I've been reading a lot on issues of masculinity, gender relations etc and the notion keeps coming up that men have lost their role of protector & this is partly why there is a crisis of masculinity.
Articles are generally vague over what this means. Surely most men in the UK, Europe or even quite a lot of the US have not had to physically protect their wife very often, if at all, over the last halfcentury,at least, unless they lived in a particularly dangerous area?
If the notion is something broader - financial protection, emotional protection, then I can understand better...but they seem to generally mean physical protection.
The idea, floated by quite a lot of what I read, that we should keep this standard up, seems unfair to both sexes.
If a couple are walking and the man is the one physically attacked (which is much more likely to happen to men), should the wife not try to protect him? Obviously she'll probs be weaker than the assailant, but she could protect by fetching help.

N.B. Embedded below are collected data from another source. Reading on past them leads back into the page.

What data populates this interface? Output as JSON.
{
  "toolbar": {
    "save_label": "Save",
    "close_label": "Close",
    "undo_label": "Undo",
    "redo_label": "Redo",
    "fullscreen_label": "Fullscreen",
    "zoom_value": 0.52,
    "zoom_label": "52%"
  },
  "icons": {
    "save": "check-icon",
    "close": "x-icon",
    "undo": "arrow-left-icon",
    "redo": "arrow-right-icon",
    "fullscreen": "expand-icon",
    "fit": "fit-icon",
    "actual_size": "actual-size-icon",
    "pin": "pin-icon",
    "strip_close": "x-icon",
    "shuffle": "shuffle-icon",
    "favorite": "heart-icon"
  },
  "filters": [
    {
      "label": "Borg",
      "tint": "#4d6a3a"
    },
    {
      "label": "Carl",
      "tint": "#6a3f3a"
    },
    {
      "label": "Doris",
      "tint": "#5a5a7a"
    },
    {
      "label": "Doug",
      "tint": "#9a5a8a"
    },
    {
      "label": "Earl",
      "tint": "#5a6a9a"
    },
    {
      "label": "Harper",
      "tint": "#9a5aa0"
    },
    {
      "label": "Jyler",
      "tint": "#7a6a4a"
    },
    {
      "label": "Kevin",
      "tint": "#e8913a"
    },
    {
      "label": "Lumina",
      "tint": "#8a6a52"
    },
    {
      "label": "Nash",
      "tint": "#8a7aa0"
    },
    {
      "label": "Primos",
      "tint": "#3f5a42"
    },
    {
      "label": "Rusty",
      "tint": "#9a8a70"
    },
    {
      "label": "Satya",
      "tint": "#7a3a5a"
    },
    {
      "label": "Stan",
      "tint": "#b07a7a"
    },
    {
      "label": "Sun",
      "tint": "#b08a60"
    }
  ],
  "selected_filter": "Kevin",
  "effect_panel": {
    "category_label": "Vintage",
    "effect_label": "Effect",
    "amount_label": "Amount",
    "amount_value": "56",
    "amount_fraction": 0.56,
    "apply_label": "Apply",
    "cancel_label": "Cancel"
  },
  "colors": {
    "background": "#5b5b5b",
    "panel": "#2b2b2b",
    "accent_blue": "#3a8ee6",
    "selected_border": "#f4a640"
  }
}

In the US, where this protection discourse often seems to emanate from, women are more likely than here to have a gun which they could certainly use to protect others if need be.
If the family were in danger then I could understand (say in a burglary) the man being the one to fend off a burglary if the wife needed to protect kids. But if it's just a couple, I don't see why a man should be expected to handle an assailant alone & have the burden of protection fall solely on his shoulders
The depressing truth is that in situations where there is widespread danger, the ability of men to protect can often be limited, through no fault of their own. Eg.in postwar Italy, Germany, Poland & others, countless women were raped by conquering or even liberating armies. Most of their men had been called up, and the few left were normally unable, through no fault of their own, to stop their wives & daughters being raped. I'm studying history & have read a lot on the use of sexual violence as a weapon. Often the 'man as protector' archetype is a fuel for it, since it is designed to show the helplessness of the men & therefore lower morale.
And for women, the expectation that men should be to only ones to protect also seems to have significant downsides. You see the ugliest side of that in extreme corners of incel forums or forums which predict imminent societal collapse, where users wish for a breakdown of society so women will have to have relationships with them to get protection.
This is ofc extreme. But the inference is there, and this sentiment recurs in varied ways. Some right-wing authors (disclaimer: not all, obvs they are diverse & varied) mourn the days when a woman had to rely on a man to 'protect and provide' so there were no incels or birth rate crisis (obvs these things are v bad, but this kind of talk is hardly the way to solve it).
Douglas Wilson, the VERY conservative Reformed Christian who has worrying influence on evangelical US circles & politicians like Pete Hegseth (many evangelicals are probs unaware of his nastiest views), has said that women who claim they don't need male protection do so at their own risk, and that the only way a woman can be safe is by outsourcing her need for protection to male police officers. (He's the one who was in the ne
The late James Dobson of Focus On The Family described marriage as an arrangement where a woman exchanges sex for protection and economic support.
Obvs again these are fairly far-out figures, but their sentiments are to some extent implicit in the whole 'men must protect' idea. If men must protect, then it follows that any woman without a man is unsafe. The single mother is unsafe. The widow is unsafe. The woman who's single by choice is unsafe. Nuns are unsafe. The lesbian couple is unsafe (when Colette was imagining in a book the life of the Ladies of Llangollen, the 18th century Welsh probably lesbian couple, she included a scene where they fear the consequences if someone broke in, noting, 'Everything is permitted to two women except a certain kind of solitude.')etc
So what's the general opinion?
Note : I'm not saying that men should not protect, I'm saying it shouldn't be seen as only their duty. Obviously if a woman's pregnant or w a young child a male partner would probably take the protective role more. Obvs a man might be less able to protect for some other reason, likewise.